# widgets en arrière plan sur le bureau... qui marchent



## Lo87 (24 Mai 2010)

bonjour,

j'essaye désespérément  d'installer un widget sur mon bureau en arrière plan; j'ai réussi à installer le widget, mais il reste au premier plan. J'ai alors essayé widget runner, qui marche plutôt bien, mais le problème est que je veux mettre une horloge à l'arrière plan, et dès que j'installe mon horloge en passant par widget runner, les aiguilles ne s'affichent pas...:
j'espère avoir été assez claire et que vous pourrez m'aider!!!!!

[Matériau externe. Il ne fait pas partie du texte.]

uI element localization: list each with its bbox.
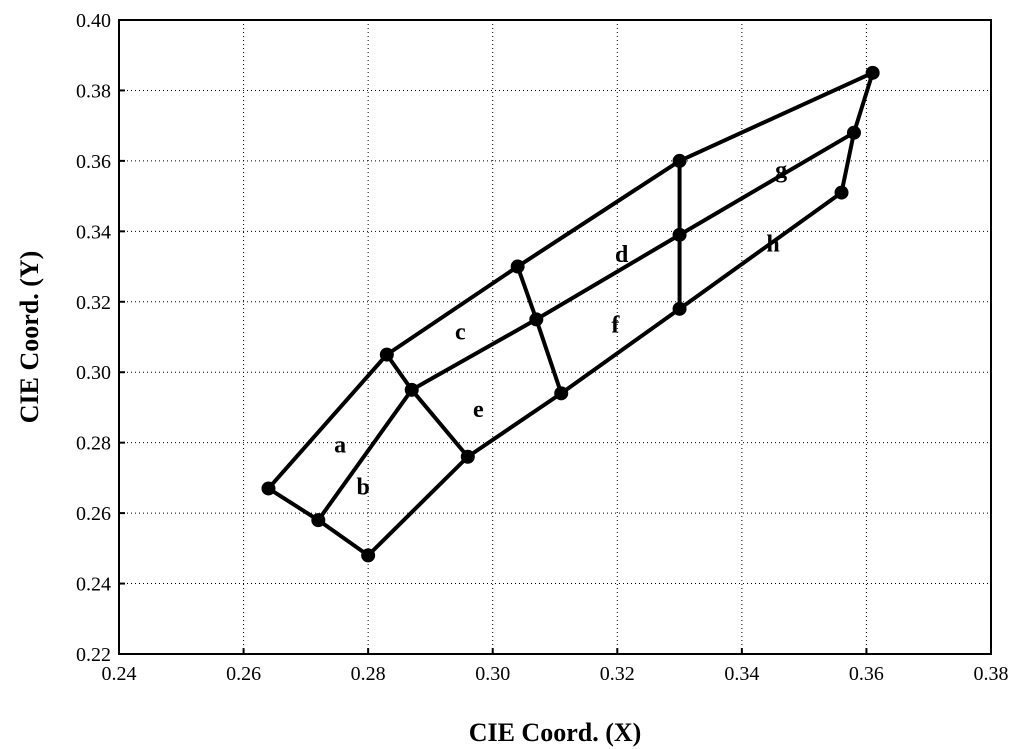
network-edge	[266, 352, 389, 491]
region-label-f: f	[611, 313, 620, 339]
region-label-g: g	[775, 158, 787, 184]
network-edge	[515, 158, 682, 269]
data-point	[261, 481, 276, 496]
data-point	[404, 382, 419, 397]
network-edge	[534, 232, 682, 322]
x-tick-label: 0.26	[226, 663, 261, 685]
network-edge	[839, 130, 856, 195]
network-edge	[316, 518, 371, 558]
region-label-h: h	[766, 232, 779, 258]
y-tick-label: 0.30	[76, 362, 111, 384]
data-point	[672, 301, 687, 316]
x-tick-label: 0.30	[475, 663, 510, 685]
y-axis-title: CIE Coord. (Y)	[15, 251, 44, 424]
network-edges	[266, 70, 875, 558]
data-points	[261, 65, 880, 563]
data-point	[554, 386, 569, 401]
x-tick-label: 0.28	[351, 663, 386, 685]
network-edge	[851, 70, 875, 135]
y-tick-labels: 0.22 0.24 0.26 0.28 0.30 0.32 0.34 0.36 0.38 0.40	[76, 10, 125, 666]
y-tick-label: 0.40	[76, 10, 111, 32]
region-label-a: a	[334, 432, 346, 458]
y-tick-label: 0.38	[76, 80, 111, 102]
y-tick-label: 0.24	[76, 574, 111, 596]
plot-frame	[118, 19, 992, 655]
data-point	[311, 513, 326, 528]
region-label-d: d	[615, 242, 629, 268]
network-edge	[366, 454, 470, 558]
network-edge	[559, 306, 682, 396]
data-point	[865, 65, 880, 80]
x-tick-label: 0.34	[724, 663, 759, 685]
data-point	[510, 259, 525, 274]
network-edge	[316, 387, 414, 523]
y-tick-label: 0.22	[76, 644, 111, 666]
data-point	[846, 125, 861, 140]
y-tick-label: 0.32	[76, 292, 111, 314]
x-axis-title: CIE Coord. (X)	[469, 718, 642, 747]
region-label-e: e	[473, 397, 484, 423]
x-tick-label: 0.24	[102, 663, 137, 685]
x-tick-label: 0.32	[600, 663, 635, 685]
data-point	[672, 227, 687, 242]
network-edge	[409, 317, 539, 392]
network-edge	[409, 387, 470, 459]
y-tick-label: 0.26	[76, 503, 111, 525]
data-point	[672, 153, 687, 168]
x-tick-label: 0.38	[974, 663, 1009, 685]
region-label-b: b	[356, 475, 369, 501]
y-tick-label: 0.34	[76, 221, 111, 243]
network-edge	[677, 70, 875, 163]
x-tick-label: 0.36	[849, 663, 884, 685]
network-edge	[465, 391, 564, 459]
network-edge	[677, 130, 856, 237]
data-point	[529, 312, 544, 327]
data-point	[361, 548, 376, 563]
network-edge	[384, 264, 520, 357]
region-labels: ab c e d f g h	[334, 158, 787, 501]
x-tick-labels: 0.24 0.26 0.28 0.30 0.32 0.34 0.36 0.38	[102, 648, 1009, 685]
data-point	[460, 449, 475, 464]
network-edge	[515, 264, 539, 322]
network-edge	[677, 190, 844, 311]
network-edge	[384, 352, 414, 392]
data-point	[379, 347, 394, 362]
region-label-c: c	[455, 320, 466, 346]
network-edge	[534, 317, 564, 396]
data-point	[834, 185, 849, 200]
network-edge	[266, 486, 321, 523]
y-tick-label: 0.36	[76, 151, 111, 173]
y-tick-label: 0.28	[76, 433, 111, 455]
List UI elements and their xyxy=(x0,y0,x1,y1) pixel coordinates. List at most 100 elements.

Non, pour avoir de l'aide, il faut poser la question dans le bon forum, la customisation du système, c'est dans le forum "Customisation", pas dans "Applications" !

On déménage !


----------



## Aescleah (24 Mai 2010)

Si c'est uniquement pour avoir une horloge sur le bureau, tu peux utiliser Simple Floating Clock


----------



## pascalformac (24 Mai 2010)

et preciser de quels widgets tu parles , ou même l''OS


il y a les dashboard
( 10.4 et sup)

et les yahoo widgets
(mac - PC)

plus quelques utilitaires independants qui prennent le nom widgets

-
edit
en passant 
les yahoo widgets peuvent se regler de divers modes de présentation  sans aucune bidouillerie via leurs preferences
Alors que via dashboard c'est plus délicat


----------



## Lo87 (24 Mai 2010)

oui je n'ai pas été assez précise, je viens de le remarquer!
En fait j'aimerais installer sur mon macbook blanc 13 pouces l'analog clock que j'ai téléchargé sur le site d'apple....
en tout cas merci pour vos réponses, j'espère que vous pourrez quand même m'aider à mettre celle-ci, car ça m'énerve de ne pas y arriver (je suis sûre que ce doit être tout bête pourtant)...


----------



## Ralph_ (25 Mai 2010)

tout simplement pas possible avec les widgets Apple

faisable avec les Yahoo, sinon, Geektool (ou Simple floating clock si c'est juste pour l'horloge)


----------



## pascalformac (25 Mai 2010)

elle est mignonne l'analog clock yahoo
( et vient en standard dans le pack d'install du gerant)

couleurs réglables 
dispo réglable
premier plan
arriere plan
transparence 
et invisible
 (Avec cette option , devient visible que si on va en  zone widget , un peu comme le dashboard par defaut)

- A titre d'info
dashboard et yahoo engine sont complementaires
les widgets sont codés differement 
yahoo passe par une appli qui doit etre ouverte pour vorr les widgets

globalement si on compare
total CPU  de yagoo engine + widgets yahoo ouverts
-et
total CPU widgets dashboard ouverts
la difference CPU  est minime

 et les réglages yahoo BEAUCOUP  plus souples

j'utilise les 2
( plus souvent yahoo que je trouve plus pratique à utiliser et régler)


----------



## herszk (12 Septembre 2011)

Bonsoir.
J'ai installé 3 widgets sur mon bureau par l'intermédiaire de Yahoo widget que j'ai mis en démarrage auto au lancement de mac os.
Le problème est que ces widget disparaissent d'une manière à priori aléatoire, je suis obligé, quand cela arrive, d'aller les récupérer.
Quelqu'un a-til ce problème ?
Y a-t-il un moyen d'obtenir ces widgets à coup sûr ?


----------